Jo Taylor – Chief Executive Officer of the $190 billion pension plan – told the Financial Times that the entity will refrain from cryptocurrency investments due to the losses triggered by the FTX meltdown. He said the decision was based in part on “feedback from our members,” who presumably criticized the fund’s initial interaction with the collapsed platform:

“We’ve had some learnings from the investment. We’ve had feedback from our members. We regret any loss on their behalf.”

OTPP has previously shown support toward FTX, making two separate investments in 2021 and early 2022 for a total of $95 million. Back then, the exchange was among the leaders in its field while the crypto market was in a bull run. 

While the fund’s investment accounted for less than 0.05% of its total assets, OTPP faced criticism (like many others) for dealing with a company whose founder – Sam Bankman-Fried (SBF) – is accused of fraudulent activities.

Numerous agencies and failed investors took turns to name the former CEO of FTX as the main culprit behind the demise, arguing his goal was to embezzle assets from customers.

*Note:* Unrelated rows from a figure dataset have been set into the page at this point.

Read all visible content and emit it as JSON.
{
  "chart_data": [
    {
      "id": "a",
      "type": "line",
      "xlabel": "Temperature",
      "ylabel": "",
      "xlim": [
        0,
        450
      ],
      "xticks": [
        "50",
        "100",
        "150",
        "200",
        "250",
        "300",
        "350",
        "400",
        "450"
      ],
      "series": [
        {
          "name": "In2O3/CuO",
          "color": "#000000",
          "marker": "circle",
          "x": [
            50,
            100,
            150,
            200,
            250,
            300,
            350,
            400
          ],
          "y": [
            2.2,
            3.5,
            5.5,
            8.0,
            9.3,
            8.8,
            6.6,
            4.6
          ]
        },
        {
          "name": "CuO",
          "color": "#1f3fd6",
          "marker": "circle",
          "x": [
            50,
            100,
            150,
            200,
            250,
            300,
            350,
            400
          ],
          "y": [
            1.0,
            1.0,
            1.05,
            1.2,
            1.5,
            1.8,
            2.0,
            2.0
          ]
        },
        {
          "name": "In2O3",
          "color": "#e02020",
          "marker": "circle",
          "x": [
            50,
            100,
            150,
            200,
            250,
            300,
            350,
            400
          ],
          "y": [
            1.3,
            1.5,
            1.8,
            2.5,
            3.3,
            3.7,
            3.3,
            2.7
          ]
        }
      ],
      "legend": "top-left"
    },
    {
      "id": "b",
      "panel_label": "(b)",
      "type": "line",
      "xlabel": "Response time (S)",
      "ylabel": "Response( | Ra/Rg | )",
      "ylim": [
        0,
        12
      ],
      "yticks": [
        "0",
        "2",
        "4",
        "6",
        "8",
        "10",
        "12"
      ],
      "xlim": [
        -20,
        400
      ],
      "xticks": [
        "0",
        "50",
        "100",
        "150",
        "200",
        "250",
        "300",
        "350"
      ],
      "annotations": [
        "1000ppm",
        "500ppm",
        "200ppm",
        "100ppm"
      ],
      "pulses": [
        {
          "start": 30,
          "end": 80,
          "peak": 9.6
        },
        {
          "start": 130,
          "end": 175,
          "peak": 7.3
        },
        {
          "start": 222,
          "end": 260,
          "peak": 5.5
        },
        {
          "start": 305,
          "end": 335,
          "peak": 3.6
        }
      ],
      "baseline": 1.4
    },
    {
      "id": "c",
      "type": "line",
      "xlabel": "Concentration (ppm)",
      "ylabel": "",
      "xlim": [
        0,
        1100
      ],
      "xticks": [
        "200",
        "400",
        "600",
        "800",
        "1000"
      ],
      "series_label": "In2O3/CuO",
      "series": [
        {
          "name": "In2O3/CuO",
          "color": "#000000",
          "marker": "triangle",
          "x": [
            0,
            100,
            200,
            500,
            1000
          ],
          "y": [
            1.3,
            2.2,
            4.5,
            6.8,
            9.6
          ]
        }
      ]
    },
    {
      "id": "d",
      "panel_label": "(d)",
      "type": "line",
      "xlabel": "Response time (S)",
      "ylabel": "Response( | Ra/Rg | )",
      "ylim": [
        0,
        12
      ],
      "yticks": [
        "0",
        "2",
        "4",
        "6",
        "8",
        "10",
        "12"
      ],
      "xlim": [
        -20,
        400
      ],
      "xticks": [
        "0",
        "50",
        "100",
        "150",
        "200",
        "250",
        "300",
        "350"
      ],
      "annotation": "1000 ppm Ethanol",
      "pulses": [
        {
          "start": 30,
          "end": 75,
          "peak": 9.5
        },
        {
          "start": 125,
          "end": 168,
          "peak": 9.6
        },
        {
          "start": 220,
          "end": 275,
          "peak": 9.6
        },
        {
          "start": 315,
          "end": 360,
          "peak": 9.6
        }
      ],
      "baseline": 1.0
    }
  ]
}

After spending a brief time in a Bahamian jail at the end of last year (shortly after the collapse), he was deported to the USA. However, the local authorities allowed him to live at his parents’ house under a whopping $250 million bond.

A trial set for the beginning of October will determine whether he had a hand in the event and rule out his possible punishment. If found guilty, the 31-year-old could spend his life behind bars. 

CDPQ Lost Funds due to Celsius

Another Canadian pension fund giant that had a bad experience in the crypto field last year is Caisse de dépôt et placement du Québec (CDPQ). It lost $150 million after investing in the cryptocurrency lending platform Celsius. CEO Charles Emond outlined that his entity had conducted proper due diligence before jumping on the bandwagon, albeit it sill parted with the sum:

“The due diligence was quite extensive, with many experts and consultants involved. The team came in cautiously. We had a 4% equity stake. The conversations we had internally were pretty straightforward. The teams are accountable for that.”

Celsius filed for Chapter 11 bankruptcy protection in the US last summer after pausing withdrawals. Similar to OTPP, CDPQ vowed to stay away from any crypto forays following the unsuccessful investment.